Here is the defintion of my function:
char *strsub(char const *s, unsigned int start, size_t len){
blabla
blabla
while (len > 0)
{
len--;
cpy[start++] = s[start++];
}
}
When I try to compile I get this error:
error : multiple unsecquenced modifications to start -Werror , -Wunsequenced
I don't understand that error at all.
cpy[start++] = s[start++];
In this you modify start more than once without an intervening sequence point. This is undefined behaviour. Your compiler helpfully points that out.
If you want to copy the bytes from one location to another you probably don't want to modify start twice anyway. So, do:
while (len > 0)
{
len--
cpy[start] = s[start];
start++;
}
Please read:
Undefined behaviour and sequence points
A Guide to Undefined Behavior in C and C++
What Every C Programmer Should Know About Undefined Behavior
for more informationn on this subject.
Is this
cpy[start++] = s[start++];
supposed to increment start once or twice? While you might know the answer, the compiler scratched its head.
There might be languages where this has a defined result (usually by order of evaluation from left to right), but C is not one of them (it's undefined behavior).
The word unsequenced in the error message refers to the C language concept of sequence points. In the shown expression there is only one sequence point -- the semicolon. But there are two post-increments. Which one should be executed first? C leaves this open^Wundefined.
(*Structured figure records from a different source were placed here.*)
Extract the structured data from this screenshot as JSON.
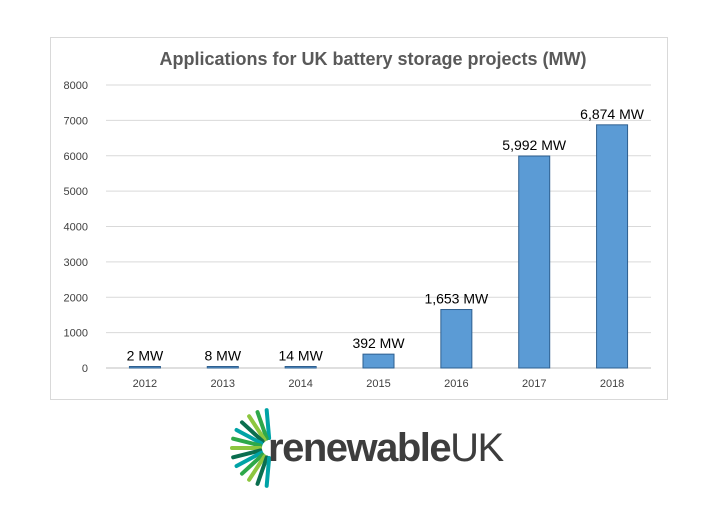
{
  "chart_data": {
    "type": "bar",
    "title": "Applications for UK battery storage projects (MW)",
    "xlabel": "",
    "ylabel": "",
    "categories": [
      "2012",
      "2013",
      "2014",
      "2015",
      "2016",
      "2017",
      "2018"
    ],
    "values": [
      2,
      8,
      14,
      392,
      1653,
      5992,
      6874
    ],
    "data_labels": [
      "2 MW",
      "8 MW",
      "14 MW",
      "392 MW",
      "1,653 MW",
      "5,992 MW",
      "6,874 MW"
    ],
    "ylim": [
      0,
      8000
    ],
    "yticks": [
      "0",
      "1000",
      "2000",
      "3000",
      "4000",
      "5000",
      "6000",
      "7000",
      "8000"
    ],
    "grid": true,
    "legend": "none",
    "colors": {
      "bar_fill": "#5b9bd5",
      "bar_stroke": "#2e5f8f",
      "title": "#595959"
    }
  },
  "logo": {
    "text_bold": "renewable",
    "text_regular": "UK",
    "colors": [
      "#00a3a6",
      "#2ea84a",
      "#8dc63f",
      "#0b6e4f"
    ]
  }
}
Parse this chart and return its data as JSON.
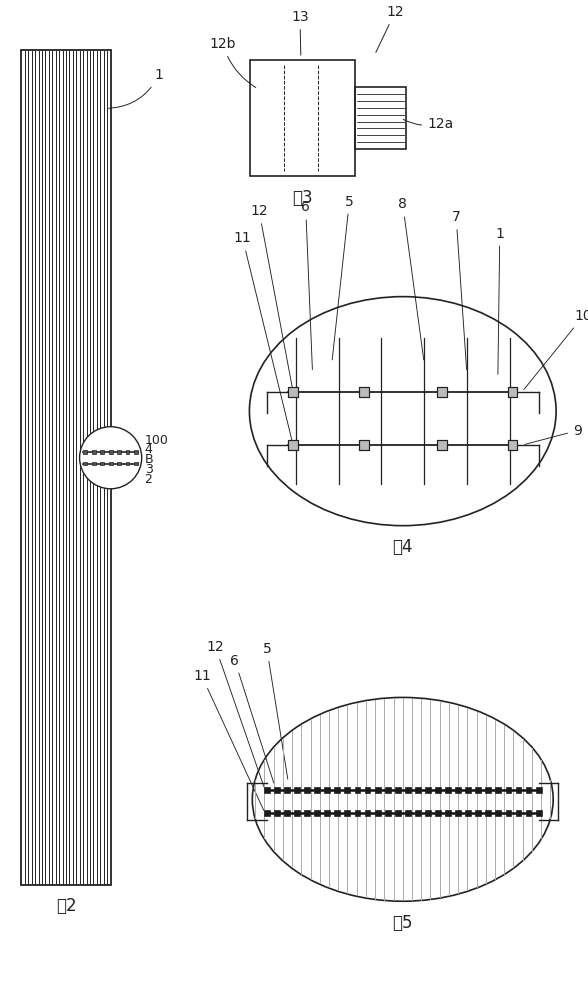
{
  "bg_color": "#ffffff",
  "line_color": "#222222",
  "fig2_label": "图2",
  "fig3_label": "图3",
  "fig4_label": "图4",
  "fig5_label": "图5",
  "label_fontsize": 12,
  "annot_fontsize": 10
}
Quoting directly from C11, chapter §6.5.16, Assignment operators,
[...] The side effect of updating the stored value of the left operand is sequenced after the value computations of the left and right operands. The evaluations of the operands are unsequenced.
That means, in your code,
cpy[start++] = s[start++];
you're making attempt to modify the value of start more than once without having a sequence point in between, which is plain wrong and will invoke undefined behavior.